My family was on vacation at the time, camping in Rocky Mountain National Park, but they tell me another family in the campground put a TV on top of their van and everybody gathered round to watch the landing.

Avatar
Elizabeth Moon
15 years ago

I was active duty in the USMC at the time, living in the BOQ at Quantico. My roommate and I, to avoid the crush around the TV in the bar, rented a room in a motel in Triangle for the night so we’d have a TV to ourselves. We brought in pizza and sodas, and I quoted chunks of Heinlein from memory.

I really thought then there was a chance of being there myself someday, in spite of being near-sighted and female. Would I now? Yup.

Avatar
DonnaBL
15 years ago

I can’t remember what I was doing a year ago…but I can say for sure that 40 years ago, I was almost on my way out to say hello to the world, August 5th to be exact.

Happy Anniversary Tor.com!

Avatar
greg0
15 years ago

I went next door to the neighbor’s big television and took a few pictures with an old Kodak camera! Fuzzy B&W but authentic enough for me.
I’ve expected a lot more from the future than what has transpired. Is it time to go to Mars yet?

Avatar
Greg Back
15 years ago

I was 12, living with my family in a trailer park near Tampa, FL, the day the LEM touched down. I watched the coverage on a fuzzy black-and-white TV, totally engrossed, while my Mom and Dad watched without really seeing. My dad is gone now, but neither of them remembered much about the moon landing, because they were preoccupied with my little sister, Donna, 10, who was fighting for her life against Cystic Fibrosis. She won that particular battle, recovering from yet another bout of pneumonia, but lost the war less than five months later.

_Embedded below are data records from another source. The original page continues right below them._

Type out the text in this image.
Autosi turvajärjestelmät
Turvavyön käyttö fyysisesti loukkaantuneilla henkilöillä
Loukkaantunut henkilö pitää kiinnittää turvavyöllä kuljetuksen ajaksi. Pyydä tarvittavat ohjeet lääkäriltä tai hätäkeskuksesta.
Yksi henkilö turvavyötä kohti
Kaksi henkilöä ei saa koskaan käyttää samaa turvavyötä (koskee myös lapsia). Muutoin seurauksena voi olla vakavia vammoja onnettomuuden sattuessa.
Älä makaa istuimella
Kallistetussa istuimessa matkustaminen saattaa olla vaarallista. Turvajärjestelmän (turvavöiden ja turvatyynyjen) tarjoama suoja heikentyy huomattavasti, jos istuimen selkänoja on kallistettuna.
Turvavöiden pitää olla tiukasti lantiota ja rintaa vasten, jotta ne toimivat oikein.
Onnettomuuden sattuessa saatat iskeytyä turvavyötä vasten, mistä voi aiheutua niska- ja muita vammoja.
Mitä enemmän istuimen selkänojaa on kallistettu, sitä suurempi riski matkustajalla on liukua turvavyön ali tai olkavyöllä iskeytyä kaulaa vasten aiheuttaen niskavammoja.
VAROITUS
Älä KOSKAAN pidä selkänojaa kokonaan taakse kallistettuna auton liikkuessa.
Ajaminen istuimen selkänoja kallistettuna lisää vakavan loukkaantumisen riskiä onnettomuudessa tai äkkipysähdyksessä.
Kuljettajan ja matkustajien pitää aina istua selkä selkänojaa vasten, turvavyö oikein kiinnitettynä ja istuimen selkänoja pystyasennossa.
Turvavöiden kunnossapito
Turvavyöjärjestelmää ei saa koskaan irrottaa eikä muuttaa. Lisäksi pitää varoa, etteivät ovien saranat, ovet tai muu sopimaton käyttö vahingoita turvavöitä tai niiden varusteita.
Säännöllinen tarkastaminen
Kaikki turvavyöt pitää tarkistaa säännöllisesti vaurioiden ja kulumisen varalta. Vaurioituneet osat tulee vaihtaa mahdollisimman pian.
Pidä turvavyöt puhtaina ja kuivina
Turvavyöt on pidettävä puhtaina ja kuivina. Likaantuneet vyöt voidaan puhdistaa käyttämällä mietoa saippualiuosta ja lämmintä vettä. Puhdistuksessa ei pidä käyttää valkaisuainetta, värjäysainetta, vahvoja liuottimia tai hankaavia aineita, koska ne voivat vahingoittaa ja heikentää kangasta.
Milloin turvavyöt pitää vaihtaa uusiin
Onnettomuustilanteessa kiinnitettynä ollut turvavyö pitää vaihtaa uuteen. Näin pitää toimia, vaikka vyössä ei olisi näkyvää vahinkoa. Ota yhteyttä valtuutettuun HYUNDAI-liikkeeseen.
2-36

I was able to escape from that awful stress by immersing myself in the wonder of our country’s achievement. I think that, though I was already a comics reader and SF fan, that day cemented my love of the genre forever after.

Avatar
lesley zajac
15 years ago

having grown up in Boston, with a girlfriend who lived next door to Isaac Asimov, I was an avid reader of Sci-Fi-I was visiting my sister in Ft Benning, Ga on my birthday July 20th and avidly watched in awe THE LANDING ON THE MOON-I’m not sure when I stopped holding my breath but I think it was shortly before fainting. What an experience. Clark, Harrison, Asimov and Bradley were all RIGHT- we were going to outer space!!! and I got to see it.

Avatar
MKS
15 years ago

On that day I was a 16 year old high school student in Rambouillet, France (a small town not far from Paris) on a summer long tour of France with the Foreign Study League. Groups of American students and British students were gathered in the student union at the lycee (boarding school), with the French couple in charge translating the commentary re the moon landing. When they announced that we had landed on the moon the American students erupted with joy-screaming, dancing, hugging each other, while the British students sat there and watched us in bewilderment. There was no video coverage until later, but the radio announcement that day cemented our pride in being American. The Vietnam War was raging-with the Paris Peace Talks ongoing-but Americans landing on the moon was a watershed moment. We knew we could do anything!
A nearly fifty year reader of Science Fiction, I have never lost that feeling of elation that went with the moon landing.

Avatar
15 years ago

I was born just six months before we went to the moon. I wish I was old enough to have seen this happen live, I know I would have loved it. I can’t wait for us to put people on the moon, or elsewhere, again. I like watching the shuttle missions, and I’m really liking NASA TV, but we need to go farther. I think that will help keep the younger generation interested in space exploration and science general.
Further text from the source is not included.